Only to find Nell waiting there, eating a bowl of oatmeal. She looked pensive and it made Alice’s stomach twist.

 

“I’m sorry, I got…” Alice stammered, trying to think of how to explain.

 

“Distracted? Way too distracted for an old friend, Al.” Nell spoke evenly but her tone was one of hurt as she lay down her spoon.

 

Alice sank down across from her girlfriend and took the other woman’s hands in hers.  “You’re right. She…Maureen is her name. She was the woman that …she changed my whole view of myself. My first sexual encounter with a woman.  I was seventeen, she was  nineteen and a mum and wife already…”

 

“So your first woman was an affair?” Nell backed away.

 

“Technically, but you don’t understand. Her husband was away, and he wasn’t always kind to her and he drank a lot, though I guess with his job and his life it would make sense…”

 

“What kind of job and why would she stay married to him? If he was that horrible, and that much of a drunk, and she was at least into experimenting with women, why would she stay?” Nell clenched her jaw, trying to process all she’d heard. It seemed so common a set of circumstances, and it wasn’t like she was a virgin when she’d taken up with Alice, but the idea of it all just didn’t fit with the Alice she’d known for five years. What did it say about her fidelity if she could be the other woman especially with a kid involved?

 

“I loved her, or I was …infatuated maybe. Either way, it wasn’t just a one off affair. And she didn’t leave him, cause she loved him for certain, but also …” Alice bit her lower lip. “Never mind. It was a very bizarre set of circumstances and we’ll leave it at that.”

 

“No we won’t.

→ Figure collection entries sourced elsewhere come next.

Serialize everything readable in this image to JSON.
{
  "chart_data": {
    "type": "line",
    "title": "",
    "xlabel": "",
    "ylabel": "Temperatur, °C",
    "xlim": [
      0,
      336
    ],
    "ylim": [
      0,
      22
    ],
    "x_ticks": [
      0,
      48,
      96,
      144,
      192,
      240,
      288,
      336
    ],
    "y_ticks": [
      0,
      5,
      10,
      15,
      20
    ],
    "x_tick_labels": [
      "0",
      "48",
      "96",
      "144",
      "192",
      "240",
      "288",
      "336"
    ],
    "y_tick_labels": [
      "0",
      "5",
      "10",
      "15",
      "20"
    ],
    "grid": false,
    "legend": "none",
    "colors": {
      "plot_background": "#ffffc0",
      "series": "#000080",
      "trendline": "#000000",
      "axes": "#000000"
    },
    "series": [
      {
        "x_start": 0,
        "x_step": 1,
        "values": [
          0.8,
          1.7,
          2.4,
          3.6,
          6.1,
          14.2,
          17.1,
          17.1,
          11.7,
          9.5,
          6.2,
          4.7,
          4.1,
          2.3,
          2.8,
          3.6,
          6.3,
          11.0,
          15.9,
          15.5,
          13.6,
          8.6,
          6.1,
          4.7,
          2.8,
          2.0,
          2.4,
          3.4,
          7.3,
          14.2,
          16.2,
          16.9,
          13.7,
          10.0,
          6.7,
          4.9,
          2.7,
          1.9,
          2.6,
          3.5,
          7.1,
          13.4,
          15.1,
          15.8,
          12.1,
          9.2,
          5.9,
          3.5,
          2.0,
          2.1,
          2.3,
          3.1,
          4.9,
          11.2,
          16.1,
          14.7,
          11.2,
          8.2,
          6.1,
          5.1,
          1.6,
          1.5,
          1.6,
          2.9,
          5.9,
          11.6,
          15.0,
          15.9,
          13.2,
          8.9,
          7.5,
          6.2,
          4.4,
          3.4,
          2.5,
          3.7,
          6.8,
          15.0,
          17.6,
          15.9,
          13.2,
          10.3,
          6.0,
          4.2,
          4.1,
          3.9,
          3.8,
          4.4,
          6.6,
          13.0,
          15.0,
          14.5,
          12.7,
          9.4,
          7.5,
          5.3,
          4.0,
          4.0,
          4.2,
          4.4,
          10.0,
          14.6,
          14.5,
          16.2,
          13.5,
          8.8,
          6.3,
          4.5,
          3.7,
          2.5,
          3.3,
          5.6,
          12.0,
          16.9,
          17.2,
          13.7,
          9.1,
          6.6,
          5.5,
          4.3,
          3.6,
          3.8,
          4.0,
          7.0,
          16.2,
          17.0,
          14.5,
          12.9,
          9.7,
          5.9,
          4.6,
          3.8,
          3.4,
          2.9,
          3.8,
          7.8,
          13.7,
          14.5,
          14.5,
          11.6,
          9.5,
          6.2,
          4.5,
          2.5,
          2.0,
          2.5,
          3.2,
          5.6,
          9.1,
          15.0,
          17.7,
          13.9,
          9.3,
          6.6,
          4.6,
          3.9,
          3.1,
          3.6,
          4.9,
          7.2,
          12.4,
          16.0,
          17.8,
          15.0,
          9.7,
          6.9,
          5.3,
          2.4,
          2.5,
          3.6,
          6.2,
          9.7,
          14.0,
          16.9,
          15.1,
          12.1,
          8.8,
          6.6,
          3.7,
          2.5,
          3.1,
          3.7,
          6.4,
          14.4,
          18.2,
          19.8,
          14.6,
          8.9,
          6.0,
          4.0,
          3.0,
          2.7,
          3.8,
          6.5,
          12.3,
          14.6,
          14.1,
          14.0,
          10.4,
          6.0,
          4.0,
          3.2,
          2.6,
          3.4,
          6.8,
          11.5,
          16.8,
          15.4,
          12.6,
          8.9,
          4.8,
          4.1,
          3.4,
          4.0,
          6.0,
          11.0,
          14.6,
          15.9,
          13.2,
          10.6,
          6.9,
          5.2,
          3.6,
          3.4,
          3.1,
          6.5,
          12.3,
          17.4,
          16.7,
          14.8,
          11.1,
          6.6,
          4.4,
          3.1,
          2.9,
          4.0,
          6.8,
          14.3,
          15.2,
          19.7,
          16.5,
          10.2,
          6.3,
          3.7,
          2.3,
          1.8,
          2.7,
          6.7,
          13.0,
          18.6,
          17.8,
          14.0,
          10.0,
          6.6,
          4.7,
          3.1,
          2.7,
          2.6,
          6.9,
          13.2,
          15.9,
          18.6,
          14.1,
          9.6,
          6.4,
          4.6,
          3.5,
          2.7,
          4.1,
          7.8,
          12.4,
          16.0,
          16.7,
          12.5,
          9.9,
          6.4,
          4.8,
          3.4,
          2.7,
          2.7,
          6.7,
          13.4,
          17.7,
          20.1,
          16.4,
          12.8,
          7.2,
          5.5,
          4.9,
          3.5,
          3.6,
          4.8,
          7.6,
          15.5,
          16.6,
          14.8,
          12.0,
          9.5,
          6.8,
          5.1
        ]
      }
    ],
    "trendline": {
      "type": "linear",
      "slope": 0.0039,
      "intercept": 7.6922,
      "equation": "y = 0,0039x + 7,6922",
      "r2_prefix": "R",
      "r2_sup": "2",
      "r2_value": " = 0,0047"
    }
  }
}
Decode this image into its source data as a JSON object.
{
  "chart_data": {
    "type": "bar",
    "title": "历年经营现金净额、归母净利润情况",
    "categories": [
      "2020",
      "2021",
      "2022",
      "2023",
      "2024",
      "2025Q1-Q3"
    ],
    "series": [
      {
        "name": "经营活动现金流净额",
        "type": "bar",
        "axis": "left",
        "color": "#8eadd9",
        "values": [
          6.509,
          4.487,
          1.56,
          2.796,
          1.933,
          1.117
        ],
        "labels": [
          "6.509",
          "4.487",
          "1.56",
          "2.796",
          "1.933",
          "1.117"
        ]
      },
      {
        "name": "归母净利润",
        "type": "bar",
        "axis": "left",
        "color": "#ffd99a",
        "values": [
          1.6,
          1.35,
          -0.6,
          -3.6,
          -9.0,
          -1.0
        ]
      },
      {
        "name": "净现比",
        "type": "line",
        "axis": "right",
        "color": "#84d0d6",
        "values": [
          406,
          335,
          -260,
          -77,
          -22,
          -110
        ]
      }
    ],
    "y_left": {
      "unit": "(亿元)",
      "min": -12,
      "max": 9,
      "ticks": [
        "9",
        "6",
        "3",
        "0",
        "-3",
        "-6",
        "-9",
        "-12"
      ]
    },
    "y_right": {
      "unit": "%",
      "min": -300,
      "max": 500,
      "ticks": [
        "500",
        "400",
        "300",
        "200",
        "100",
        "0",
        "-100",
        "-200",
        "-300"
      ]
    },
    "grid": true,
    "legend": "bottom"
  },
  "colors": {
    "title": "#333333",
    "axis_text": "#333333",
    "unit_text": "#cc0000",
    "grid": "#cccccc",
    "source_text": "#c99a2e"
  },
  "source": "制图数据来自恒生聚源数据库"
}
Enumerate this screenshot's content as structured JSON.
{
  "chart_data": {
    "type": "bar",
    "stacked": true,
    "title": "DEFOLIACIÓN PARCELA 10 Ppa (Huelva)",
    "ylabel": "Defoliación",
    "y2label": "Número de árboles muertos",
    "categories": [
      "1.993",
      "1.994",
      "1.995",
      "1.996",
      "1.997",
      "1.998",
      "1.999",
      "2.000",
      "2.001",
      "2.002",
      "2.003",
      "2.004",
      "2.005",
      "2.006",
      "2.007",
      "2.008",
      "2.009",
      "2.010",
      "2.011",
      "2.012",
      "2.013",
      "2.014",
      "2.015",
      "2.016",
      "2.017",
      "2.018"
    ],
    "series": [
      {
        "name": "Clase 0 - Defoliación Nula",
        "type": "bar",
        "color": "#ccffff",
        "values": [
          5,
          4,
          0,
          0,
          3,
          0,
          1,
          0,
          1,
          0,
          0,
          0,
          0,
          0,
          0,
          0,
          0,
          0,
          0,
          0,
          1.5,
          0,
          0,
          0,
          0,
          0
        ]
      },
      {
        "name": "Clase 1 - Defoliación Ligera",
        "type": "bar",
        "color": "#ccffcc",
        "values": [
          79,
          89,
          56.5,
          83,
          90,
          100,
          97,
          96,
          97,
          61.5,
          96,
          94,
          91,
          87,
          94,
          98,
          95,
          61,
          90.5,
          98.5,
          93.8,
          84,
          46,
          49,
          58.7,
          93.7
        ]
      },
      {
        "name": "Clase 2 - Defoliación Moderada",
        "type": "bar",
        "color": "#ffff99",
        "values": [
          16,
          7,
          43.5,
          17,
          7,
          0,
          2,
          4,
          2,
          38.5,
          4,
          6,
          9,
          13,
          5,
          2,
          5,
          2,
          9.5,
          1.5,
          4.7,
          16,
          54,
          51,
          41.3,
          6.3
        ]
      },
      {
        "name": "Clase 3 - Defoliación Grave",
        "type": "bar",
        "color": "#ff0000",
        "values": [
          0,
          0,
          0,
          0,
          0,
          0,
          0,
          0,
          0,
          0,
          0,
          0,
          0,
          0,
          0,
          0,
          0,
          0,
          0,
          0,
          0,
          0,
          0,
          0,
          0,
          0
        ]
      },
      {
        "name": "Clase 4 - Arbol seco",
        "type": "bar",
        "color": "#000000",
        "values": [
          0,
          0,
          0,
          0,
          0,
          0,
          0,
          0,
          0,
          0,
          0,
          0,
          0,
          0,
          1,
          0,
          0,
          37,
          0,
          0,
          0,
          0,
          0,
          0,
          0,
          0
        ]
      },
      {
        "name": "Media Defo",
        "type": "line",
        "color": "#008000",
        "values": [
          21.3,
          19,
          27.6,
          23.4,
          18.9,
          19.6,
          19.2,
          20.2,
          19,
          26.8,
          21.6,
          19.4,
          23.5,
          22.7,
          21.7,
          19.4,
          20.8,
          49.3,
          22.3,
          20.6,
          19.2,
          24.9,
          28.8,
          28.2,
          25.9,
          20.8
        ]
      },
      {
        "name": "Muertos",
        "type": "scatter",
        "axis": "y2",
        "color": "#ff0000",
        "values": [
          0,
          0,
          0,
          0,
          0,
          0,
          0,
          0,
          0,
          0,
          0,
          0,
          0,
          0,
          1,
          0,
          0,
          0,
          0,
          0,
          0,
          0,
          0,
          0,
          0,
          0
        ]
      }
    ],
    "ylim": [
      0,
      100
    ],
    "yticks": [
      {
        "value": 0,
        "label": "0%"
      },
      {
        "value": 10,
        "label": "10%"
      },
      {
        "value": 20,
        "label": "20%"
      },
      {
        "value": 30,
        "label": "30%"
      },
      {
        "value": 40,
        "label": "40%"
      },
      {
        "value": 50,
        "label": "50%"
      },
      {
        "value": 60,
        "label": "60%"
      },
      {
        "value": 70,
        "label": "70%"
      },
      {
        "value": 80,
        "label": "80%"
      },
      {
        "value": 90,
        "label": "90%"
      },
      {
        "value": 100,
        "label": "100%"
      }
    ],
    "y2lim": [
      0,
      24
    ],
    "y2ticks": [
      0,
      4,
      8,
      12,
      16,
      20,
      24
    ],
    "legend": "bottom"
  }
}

What was it that was so bizarre?” Nell narrowed her eyes.

 

“Her husband… he was….” Alice swallowed hard. She knew Nell wouldn’t believe her and she was afraid of what kind of  reaction she would get. “I swear it’s true. He was …is still…Ringo Starr. My first female love was Mrs. Ringo Starr. Maureen Cox Starkey.” Alice bit her lip.

 

Nell turned pale then red with anger and stormed off, heading to the bedroom, muttering something about honesty and ‘at least don’t start so high with your lies.’

 

Alice lay her head on the table, wishing all the more that she just hadn’t opened that letter. Wondering why she hadn’t just let the past be what it was.